DENVER – Anthem Blue Cross Blue Shield of Colorado is definitely staying in the state’s health insurance marketplace in 2018, the state Division of Insurance confirmed Wednesday.
The company had already tentatively committed to offering plans in Colorado next year when it submitted a rate request to the state in June, but Division of Insurance spokesman Vince Plymell told Denver7 Thursday the final commitment “actually came in the last week or so.”
Anthem’s decision will help in Colorado, as it was the only company offering plans in 14 counties in the state—most of which were on Colorado’s Western Slope. Those counties would have been without an insurer operating on the state marketplace, Connect for Health Colorado, had Anthem left the market.
Much of Anthem’s apprehension came from uncertainty as to whether President Donald Trump and his administration would pay the cost-sharing reductions included in the Affordable Care Act that help even out costs for insurance companies of different sizes.
Larger companies generally have more of a burden to provide coverage for people with illnesses and conditions that cost more to treat.
When the insurers’ rate hike requests for next year were released last month, Colorado Insurance Commissioner Marguerite Salazar blamed the uncertainty over whether the subsidies would be paid for higher rate requests.
“It remains pivotal that the Trump administration stops using people’s access to health care as a bargaining chip and commits to funding the cost-sharing reductions in 2018,” she said at the time.
The White House verbally committed earlier this week to paying those cost-sharing reductions after weeks of threatening not to amid the GOP’s failure to pass a repeal-and-replacement of the Affordable Care Act, also known as Obamacare. The subsidies are expected to cost about $7 billion this year. The Congressional Budget Office recently said that not paying those subsidies would have been devastating for premiums across the country.
But interestingly, Plymell told Denver7 Thursday that Anthem had made its decision before the White House made its verbal commitment. He said the Division of Insurance’s work with the company kept it here.

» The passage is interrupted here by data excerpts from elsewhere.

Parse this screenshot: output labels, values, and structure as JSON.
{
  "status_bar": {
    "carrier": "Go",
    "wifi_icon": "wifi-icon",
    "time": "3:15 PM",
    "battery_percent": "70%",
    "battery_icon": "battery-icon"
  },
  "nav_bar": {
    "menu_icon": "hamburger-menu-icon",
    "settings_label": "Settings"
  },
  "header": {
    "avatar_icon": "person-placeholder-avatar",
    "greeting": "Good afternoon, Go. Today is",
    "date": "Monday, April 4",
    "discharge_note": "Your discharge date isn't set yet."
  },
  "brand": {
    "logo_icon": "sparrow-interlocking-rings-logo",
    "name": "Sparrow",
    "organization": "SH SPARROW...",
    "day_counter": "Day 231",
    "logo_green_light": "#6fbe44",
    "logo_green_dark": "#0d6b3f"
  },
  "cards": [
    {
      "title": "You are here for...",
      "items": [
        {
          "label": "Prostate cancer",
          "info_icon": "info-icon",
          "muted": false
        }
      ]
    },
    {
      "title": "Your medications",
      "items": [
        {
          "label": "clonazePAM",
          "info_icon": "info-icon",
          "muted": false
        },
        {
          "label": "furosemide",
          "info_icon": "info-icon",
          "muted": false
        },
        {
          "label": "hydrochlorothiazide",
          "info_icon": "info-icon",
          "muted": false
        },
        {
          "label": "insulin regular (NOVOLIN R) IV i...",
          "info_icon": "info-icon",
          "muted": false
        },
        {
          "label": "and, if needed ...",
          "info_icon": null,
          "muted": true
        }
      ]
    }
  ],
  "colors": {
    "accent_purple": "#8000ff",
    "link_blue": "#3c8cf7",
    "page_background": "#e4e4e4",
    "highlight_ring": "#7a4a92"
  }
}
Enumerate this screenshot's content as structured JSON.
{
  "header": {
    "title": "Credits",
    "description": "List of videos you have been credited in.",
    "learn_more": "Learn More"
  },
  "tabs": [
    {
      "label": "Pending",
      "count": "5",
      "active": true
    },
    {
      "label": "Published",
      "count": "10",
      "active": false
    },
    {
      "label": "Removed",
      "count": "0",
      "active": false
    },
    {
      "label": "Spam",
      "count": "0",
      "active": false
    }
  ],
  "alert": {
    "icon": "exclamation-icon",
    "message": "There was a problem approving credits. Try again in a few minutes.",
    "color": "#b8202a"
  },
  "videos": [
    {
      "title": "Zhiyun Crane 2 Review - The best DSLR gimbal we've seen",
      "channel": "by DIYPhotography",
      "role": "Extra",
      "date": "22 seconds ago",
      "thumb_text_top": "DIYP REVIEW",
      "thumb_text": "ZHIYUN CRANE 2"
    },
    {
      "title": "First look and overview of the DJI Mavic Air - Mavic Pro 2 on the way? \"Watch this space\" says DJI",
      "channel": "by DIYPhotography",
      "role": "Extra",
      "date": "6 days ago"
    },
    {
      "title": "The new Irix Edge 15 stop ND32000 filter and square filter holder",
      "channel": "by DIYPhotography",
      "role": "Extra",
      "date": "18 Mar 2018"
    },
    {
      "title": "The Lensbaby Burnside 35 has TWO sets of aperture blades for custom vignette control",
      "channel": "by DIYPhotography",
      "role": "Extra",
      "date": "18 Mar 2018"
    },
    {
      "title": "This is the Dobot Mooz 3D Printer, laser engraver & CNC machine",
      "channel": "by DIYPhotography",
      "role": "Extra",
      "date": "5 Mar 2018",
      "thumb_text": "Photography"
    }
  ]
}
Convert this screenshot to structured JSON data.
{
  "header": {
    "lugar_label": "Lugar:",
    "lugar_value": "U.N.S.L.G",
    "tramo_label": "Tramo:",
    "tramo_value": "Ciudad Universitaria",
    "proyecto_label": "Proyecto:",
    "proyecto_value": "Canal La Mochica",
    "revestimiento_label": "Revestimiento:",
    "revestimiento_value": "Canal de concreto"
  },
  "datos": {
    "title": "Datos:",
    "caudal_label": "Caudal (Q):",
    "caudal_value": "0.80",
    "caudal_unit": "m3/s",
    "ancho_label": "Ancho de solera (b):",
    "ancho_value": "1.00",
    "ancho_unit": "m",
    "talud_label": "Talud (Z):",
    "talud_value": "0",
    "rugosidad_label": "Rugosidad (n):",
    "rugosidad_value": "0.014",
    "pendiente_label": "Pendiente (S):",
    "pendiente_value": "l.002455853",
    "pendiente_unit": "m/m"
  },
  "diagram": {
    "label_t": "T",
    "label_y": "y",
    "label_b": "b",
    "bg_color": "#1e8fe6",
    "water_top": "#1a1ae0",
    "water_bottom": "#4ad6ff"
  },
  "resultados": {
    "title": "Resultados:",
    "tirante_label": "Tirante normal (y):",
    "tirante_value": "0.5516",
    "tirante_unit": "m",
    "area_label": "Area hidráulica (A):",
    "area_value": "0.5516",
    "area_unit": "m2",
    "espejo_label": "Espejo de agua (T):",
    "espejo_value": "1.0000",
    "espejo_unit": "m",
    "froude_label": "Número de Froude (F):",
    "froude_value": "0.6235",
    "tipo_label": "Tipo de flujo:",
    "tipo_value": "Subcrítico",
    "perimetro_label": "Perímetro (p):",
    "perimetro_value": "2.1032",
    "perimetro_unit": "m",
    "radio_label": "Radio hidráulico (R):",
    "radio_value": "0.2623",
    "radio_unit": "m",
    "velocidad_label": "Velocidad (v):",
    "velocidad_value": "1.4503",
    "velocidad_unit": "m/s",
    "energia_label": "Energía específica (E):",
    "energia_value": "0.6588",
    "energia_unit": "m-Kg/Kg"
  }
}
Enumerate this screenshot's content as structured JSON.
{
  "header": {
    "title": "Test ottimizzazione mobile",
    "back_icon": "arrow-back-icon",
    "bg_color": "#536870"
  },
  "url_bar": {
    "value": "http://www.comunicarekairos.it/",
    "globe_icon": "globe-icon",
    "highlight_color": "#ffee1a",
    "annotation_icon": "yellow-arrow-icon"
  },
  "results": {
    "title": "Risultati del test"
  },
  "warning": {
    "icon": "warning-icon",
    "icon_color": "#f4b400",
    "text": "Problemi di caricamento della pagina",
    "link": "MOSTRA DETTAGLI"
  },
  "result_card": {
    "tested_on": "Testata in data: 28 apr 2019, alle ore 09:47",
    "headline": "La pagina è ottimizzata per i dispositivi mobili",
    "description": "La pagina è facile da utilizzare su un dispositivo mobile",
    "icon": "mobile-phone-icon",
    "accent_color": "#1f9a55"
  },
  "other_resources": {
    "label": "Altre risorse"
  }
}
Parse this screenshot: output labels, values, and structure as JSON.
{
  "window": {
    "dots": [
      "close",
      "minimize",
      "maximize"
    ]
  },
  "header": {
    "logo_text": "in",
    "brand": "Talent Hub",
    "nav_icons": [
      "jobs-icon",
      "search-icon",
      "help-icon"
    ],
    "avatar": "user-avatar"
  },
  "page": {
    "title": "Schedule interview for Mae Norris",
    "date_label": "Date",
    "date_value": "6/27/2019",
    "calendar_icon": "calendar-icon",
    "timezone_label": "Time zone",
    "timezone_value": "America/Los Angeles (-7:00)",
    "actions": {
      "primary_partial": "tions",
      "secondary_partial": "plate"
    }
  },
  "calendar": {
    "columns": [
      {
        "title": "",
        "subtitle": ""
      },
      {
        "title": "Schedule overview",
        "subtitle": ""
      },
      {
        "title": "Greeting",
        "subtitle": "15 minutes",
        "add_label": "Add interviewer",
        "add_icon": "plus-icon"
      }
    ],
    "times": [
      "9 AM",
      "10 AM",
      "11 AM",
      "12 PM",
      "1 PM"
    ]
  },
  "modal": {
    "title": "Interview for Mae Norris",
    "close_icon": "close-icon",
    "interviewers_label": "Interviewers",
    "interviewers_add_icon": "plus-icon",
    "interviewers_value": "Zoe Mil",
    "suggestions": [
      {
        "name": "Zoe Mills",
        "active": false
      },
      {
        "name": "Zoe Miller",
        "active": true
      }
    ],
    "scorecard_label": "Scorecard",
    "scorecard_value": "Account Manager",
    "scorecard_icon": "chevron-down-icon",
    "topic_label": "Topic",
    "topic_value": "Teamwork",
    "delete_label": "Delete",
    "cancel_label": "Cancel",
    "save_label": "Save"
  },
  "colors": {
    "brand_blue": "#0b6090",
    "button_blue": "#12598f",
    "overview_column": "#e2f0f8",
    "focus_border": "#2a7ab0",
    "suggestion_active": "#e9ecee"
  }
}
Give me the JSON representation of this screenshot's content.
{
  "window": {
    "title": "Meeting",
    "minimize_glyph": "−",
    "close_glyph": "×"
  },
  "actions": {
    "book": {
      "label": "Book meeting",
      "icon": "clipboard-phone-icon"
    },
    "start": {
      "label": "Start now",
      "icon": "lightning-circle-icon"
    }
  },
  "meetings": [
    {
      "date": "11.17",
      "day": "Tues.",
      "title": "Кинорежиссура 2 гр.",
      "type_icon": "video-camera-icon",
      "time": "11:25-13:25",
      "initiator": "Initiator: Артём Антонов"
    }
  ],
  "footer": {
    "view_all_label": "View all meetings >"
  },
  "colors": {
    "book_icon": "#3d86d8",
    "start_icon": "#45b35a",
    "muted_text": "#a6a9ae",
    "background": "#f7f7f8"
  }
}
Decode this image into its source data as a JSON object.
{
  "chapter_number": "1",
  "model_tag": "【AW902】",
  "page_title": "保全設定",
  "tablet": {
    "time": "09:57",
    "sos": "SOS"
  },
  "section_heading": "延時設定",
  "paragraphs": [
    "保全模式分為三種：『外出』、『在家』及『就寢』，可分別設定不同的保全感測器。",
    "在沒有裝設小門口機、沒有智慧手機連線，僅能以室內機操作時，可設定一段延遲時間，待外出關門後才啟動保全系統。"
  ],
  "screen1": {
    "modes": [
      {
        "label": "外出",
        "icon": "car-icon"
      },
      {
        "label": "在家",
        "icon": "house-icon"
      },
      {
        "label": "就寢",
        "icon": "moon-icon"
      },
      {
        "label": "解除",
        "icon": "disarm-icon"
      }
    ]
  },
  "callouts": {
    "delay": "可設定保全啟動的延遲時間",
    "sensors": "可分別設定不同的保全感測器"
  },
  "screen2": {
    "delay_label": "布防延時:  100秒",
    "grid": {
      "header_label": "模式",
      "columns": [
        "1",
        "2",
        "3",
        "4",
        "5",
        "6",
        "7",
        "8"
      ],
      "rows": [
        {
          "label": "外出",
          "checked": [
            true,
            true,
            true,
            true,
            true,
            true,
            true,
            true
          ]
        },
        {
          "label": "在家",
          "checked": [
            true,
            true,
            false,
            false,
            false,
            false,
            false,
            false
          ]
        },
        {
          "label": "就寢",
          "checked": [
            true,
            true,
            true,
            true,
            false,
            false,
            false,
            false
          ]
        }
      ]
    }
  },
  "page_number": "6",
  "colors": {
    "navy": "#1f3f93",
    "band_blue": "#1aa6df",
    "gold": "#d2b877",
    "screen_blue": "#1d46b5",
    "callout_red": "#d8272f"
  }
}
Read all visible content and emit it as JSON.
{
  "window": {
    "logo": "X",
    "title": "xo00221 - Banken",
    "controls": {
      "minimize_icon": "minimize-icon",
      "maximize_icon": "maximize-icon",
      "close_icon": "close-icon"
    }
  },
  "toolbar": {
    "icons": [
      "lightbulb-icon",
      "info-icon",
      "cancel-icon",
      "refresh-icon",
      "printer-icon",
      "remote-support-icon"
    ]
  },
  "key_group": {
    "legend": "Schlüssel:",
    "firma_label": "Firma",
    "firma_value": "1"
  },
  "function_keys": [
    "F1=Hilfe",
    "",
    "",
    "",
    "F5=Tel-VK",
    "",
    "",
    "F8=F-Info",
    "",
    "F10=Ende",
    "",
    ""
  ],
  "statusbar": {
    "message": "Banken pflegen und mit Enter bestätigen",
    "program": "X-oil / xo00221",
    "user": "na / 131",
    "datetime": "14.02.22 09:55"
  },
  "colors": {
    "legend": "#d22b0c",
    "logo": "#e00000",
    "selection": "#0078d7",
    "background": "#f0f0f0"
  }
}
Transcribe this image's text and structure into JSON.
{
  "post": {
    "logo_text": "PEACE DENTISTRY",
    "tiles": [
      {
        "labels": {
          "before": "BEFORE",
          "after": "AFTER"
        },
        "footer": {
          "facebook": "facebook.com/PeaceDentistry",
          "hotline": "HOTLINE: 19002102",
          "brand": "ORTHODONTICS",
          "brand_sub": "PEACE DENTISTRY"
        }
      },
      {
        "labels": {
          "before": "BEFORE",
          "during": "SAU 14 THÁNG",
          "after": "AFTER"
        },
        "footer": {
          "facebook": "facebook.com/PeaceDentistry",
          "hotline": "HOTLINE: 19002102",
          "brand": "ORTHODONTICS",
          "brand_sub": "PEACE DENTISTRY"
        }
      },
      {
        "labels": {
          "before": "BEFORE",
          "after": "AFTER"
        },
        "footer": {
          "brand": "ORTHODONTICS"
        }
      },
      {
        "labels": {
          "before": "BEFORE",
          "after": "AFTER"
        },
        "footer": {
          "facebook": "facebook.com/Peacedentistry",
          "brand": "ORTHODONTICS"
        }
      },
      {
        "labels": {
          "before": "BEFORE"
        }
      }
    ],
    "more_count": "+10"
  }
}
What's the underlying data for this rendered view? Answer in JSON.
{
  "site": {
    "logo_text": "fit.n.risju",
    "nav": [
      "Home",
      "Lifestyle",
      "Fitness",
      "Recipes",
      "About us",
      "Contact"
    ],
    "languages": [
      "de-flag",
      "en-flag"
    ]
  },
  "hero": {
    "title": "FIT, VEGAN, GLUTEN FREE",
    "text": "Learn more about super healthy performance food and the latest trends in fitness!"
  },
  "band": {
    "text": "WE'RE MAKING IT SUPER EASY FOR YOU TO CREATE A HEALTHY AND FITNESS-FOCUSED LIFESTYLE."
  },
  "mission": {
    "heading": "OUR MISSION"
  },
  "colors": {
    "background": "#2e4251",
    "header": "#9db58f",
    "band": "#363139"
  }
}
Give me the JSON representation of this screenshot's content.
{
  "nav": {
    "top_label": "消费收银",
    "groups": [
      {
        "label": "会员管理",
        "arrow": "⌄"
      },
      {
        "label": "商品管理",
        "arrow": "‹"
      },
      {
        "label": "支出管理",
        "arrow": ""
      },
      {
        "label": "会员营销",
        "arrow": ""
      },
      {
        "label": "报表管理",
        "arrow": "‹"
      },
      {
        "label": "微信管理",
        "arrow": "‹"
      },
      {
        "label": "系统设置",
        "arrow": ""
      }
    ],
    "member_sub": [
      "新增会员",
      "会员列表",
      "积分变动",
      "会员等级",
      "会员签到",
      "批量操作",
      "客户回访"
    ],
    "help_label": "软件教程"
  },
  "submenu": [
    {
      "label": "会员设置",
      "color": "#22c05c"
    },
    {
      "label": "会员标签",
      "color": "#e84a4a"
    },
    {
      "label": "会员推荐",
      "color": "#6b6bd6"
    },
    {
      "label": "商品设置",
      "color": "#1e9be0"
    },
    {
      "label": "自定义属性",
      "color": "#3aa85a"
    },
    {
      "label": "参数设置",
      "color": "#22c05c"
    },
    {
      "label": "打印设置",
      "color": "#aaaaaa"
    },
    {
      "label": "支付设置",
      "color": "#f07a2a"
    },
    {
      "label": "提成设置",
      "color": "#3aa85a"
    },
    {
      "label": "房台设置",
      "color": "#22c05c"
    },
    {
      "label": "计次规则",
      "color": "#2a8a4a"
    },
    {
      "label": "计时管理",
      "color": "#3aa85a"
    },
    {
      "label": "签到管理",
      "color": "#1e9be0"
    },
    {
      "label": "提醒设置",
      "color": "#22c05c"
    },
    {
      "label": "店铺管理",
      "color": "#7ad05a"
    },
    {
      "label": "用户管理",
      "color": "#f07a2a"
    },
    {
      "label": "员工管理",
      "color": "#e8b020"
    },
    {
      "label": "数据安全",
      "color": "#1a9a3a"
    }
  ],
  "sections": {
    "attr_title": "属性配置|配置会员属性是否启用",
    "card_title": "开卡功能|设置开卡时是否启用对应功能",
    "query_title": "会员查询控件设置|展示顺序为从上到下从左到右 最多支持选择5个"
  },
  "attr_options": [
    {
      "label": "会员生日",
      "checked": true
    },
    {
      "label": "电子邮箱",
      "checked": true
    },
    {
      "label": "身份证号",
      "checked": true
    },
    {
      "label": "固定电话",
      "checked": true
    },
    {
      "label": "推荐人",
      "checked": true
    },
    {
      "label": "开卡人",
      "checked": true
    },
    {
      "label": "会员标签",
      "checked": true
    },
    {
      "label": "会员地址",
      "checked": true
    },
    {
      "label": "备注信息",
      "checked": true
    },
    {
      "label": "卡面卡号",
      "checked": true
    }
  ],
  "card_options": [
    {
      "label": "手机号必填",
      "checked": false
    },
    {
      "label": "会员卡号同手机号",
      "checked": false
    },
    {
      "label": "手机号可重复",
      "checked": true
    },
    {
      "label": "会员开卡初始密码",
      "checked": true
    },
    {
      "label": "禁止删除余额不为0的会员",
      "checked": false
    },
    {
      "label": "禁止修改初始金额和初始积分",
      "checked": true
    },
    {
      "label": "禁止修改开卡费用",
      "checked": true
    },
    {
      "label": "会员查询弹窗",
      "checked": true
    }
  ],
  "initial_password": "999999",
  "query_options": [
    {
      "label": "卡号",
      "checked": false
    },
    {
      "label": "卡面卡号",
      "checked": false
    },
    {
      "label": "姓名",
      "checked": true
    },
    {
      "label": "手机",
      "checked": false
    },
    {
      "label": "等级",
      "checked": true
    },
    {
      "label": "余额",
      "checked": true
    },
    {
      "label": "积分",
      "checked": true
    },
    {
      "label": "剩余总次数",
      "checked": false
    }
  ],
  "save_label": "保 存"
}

“We believe that it was our work with [Anthem], and other carriers, that led them to stick with Colorado’s individual market for 2018. We kept the communication lines open and working,” Plymell said.
In a statement, Anthem Colorado’s president, Mike Ramseier, echoed those sentiments.
“We appreciate the open communication we’ve had with the Division of Insurance regarding steps that can be taken to stabilize the individual market,” Ramseier said.
But he also said that “the individual market in Colorado remains volatile,” and said the company would continue working with the Division of Insurance.
“As this market continues to evolve, we stand ready to work with the DOI and state leaders on long-term solutions that will improve the health care system for all Coloradans,” Ramseier added.
With Anthem’s commitment, Colorado won’t be losing any companies that carried plans through Connect for Health Colorado this year on the individual market.
Anthem requested a rate hike of 30 percent. The average individual market rate hike request was 27 percent, but they varied between 12 and 41 percent increases depending on the company.
And while Salazar said Wednesday she was relieved that the DOI and insurers had been able to work together successfully, she admitted that there was still much work to be done to make health insurance affordable in the future for everyone in Colorado.
“In this sea of turmoil stirred up by the federal government, Colorado has created an island of certainty. Our willingness to keep the lines of communication open and work with carriers like Anthem, Cigna and Kaiser highlights the fact that Colorado is a good place for these companies to operate. We are especially pleased that Anthem will continue to serve residents in the 14 counties that would have had no other options,” she said.
“However,” she continued, “while many breathe a sigh of relief, I recognize that the coming year will remain challenging for others in Colorado, with premiums increasing, health care costs rising, and uncertainty continuing around the cost-sharing reduction payments.”
The public comment period for the insurance rate hike requests ended on Aug. 4. The Division of Insurance is now doing its final review of the requests, and will release the final plans and premiums sometime between mid-September and mid-October, it says.
Open enrollment for next year through Connect for Health Colorado starts Nov. 1 and runs through Jan. 12 of next year.